Rainbows are for the moment.  A brilliant one appeared outside my window a few minutes ago.  I grabbed my camera but decided to first share the moment by announcing it to family members downstairs.  By the time I returned to the window, it had faded.

 

Kelsey came upstairs, distraught about life and the world, needing a hug.  We snuggled on the sofa.  As we talked and prayed, the rainbow reappeared three more times, closer and brighter than before.  Whales spouted in the channel.  My arms wrapped around my daughter, I didn’t take any photos. There was really no need.  In the islands, as in life, there will always be more rainbows. More moments to cherish. 

 

God is our provider.  He provides expansively, extravagantly, every day.  If we are zeroed in on one thing, we may not notice His gifts in our day.  Today I pray for awareness, the ability to notice all He gives me within this day.  I want to receive each gift, to delight in it, as God delights in giving it to me.

 

As a kid, the concept of appreciation was synonymous with shame in my mind.  I was told to appreciate what I had, not ask for more.  I was told I didn’t appreciate enough all my parents sacrificed for me.  I was forced to write thank you notes, expressing appreciation which I may or may not have felt.
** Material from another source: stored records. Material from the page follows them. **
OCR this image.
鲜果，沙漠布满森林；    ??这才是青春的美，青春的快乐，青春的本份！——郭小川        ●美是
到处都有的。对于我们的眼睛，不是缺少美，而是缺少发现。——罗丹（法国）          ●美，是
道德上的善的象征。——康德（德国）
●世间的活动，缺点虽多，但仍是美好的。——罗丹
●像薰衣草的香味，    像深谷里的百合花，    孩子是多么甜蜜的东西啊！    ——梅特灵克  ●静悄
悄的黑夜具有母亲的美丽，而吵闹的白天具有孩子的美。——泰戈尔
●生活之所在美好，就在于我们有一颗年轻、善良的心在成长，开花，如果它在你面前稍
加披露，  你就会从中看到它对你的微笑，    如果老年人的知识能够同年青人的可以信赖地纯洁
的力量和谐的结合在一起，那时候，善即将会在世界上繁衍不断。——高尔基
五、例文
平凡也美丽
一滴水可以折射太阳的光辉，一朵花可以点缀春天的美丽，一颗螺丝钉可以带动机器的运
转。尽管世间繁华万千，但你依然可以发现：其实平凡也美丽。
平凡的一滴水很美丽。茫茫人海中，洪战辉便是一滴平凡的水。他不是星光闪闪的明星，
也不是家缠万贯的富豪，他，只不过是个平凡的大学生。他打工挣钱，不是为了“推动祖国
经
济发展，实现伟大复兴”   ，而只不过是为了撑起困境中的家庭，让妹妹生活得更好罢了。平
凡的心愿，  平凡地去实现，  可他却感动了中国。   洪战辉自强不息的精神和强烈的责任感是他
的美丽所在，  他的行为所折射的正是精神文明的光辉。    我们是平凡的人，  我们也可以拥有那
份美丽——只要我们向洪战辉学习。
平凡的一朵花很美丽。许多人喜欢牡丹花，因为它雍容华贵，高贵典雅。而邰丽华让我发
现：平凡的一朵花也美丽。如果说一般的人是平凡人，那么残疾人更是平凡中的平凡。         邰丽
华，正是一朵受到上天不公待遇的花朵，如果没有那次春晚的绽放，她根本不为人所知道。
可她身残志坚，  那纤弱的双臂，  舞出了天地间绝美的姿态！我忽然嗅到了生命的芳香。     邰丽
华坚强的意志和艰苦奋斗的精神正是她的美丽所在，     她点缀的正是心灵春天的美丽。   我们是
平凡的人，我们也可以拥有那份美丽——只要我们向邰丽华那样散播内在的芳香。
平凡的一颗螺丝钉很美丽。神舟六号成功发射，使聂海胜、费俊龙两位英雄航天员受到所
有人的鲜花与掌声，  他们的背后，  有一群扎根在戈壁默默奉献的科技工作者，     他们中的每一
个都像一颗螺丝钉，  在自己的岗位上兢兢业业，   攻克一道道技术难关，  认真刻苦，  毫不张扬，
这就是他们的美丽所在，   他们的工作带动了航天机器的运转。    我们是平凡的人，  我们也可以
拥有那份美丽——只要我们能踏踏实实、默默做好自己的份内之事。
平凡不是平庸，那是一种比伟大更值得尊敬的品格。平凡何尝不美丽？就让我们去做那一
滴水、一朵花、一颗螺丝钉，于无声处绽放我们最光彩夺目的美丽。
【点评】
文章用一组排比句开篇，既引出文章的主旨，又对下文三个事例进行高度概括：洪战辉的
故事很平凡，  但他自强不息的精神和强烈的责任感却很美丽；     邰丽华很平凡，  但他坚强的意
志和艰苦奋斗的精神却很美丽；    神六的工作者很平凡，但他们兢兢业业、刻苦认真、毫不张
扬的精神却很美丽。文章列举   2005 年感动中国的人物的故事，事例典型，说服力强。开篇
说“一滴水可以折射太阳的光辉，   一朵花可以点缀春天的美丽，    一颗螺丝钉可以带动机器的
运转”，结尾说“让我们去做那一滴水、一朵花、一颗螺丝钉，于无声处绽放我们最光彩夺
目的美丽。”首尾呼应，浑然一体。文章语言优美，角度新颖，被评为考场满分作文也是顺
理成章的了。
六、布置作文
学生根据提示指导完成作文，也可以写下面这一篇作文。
Gratefulness was forced upon me like boiled spinach soaked in vinegar.  

 

Those experiences make me shrink, even as an adult, from words such as appreciation and gratitude.  These words still reflect an overwhelming SHOULD, an obligation that shouts that I am not enough.  No matter your income level, reminding your children how spoiled they are (especially compared to your upbringing) will likely instill guilt, perhaps a sense of indebtedness, but not thankfulness.  Shaming a person does not produce true gratitude. Gifts that come with strings are not true gifts.

 

The gifts God offers are not conditional upon our response.  It is shame-based thinking that turns the free gift of grace into a transactional proposition.  God does not trade His forgiveness for our good behavior.  We don’t submit our lives to His authority in exchange for the reward of heaven.  The blessings He offers, He offers freely.    

 

Today, the anxiety in the air around me is nearly palpable.  It is within my household, due to a variety of circumstances and body chemistries.  And it is in the world, as the pandemic continues to devastate lives and as Trump supporters storm the Capitol in an attempt to dissuade Congress from certifying election results.  For me, there is a very strong temptation to sink into the mire and muck of despair.

 

But today, there are also rainbows. Whales spouting and breaching.  The one year-old next door repeats an excited “Da!” as he toddles toward his father.  Birds chirp sharply in response to one another.  Are they oblivious, these creatures, of the world’s troubles? Or do they know a deeper truth, that our world is under the watchful eye of a loving Creator? That no matter how we fuss, we are being tenderly held in our doting Parent’s arms.

 

Does it seem naive to speak of Maui rainbows and birds when gun-wielding rioters are smashing through windows in Washington?   Perhaps. Yet, today is also Epiphany.  The day we celebrate the Magi’s gifts to Jesus.  Valuable treasures laid before an impoverished family.  A small child standing solemnly in the face of a narcissistic king, a cruel Empire, a corrupted church and a suffering world. Was it naive to think God’s gift of His son could change the world?  Despite what today’s news feeds suggest, I trust His plan.  God’s kingdom has come to this earth.  Hearts are changed, one at a time.  Love conquers fear. Kindness overwhelms hate.  

 

Rainbows fade.  Epiphanies stand.

2 thoughts on “Epiphany And Rainbows

  1. Kelly S. Bean says:

    These are very good words.
    “Hearts are changed, one at a time. Love conquers fear. Kindness overwhelms hate.
    Rainbows fade. Epiphanies stand.”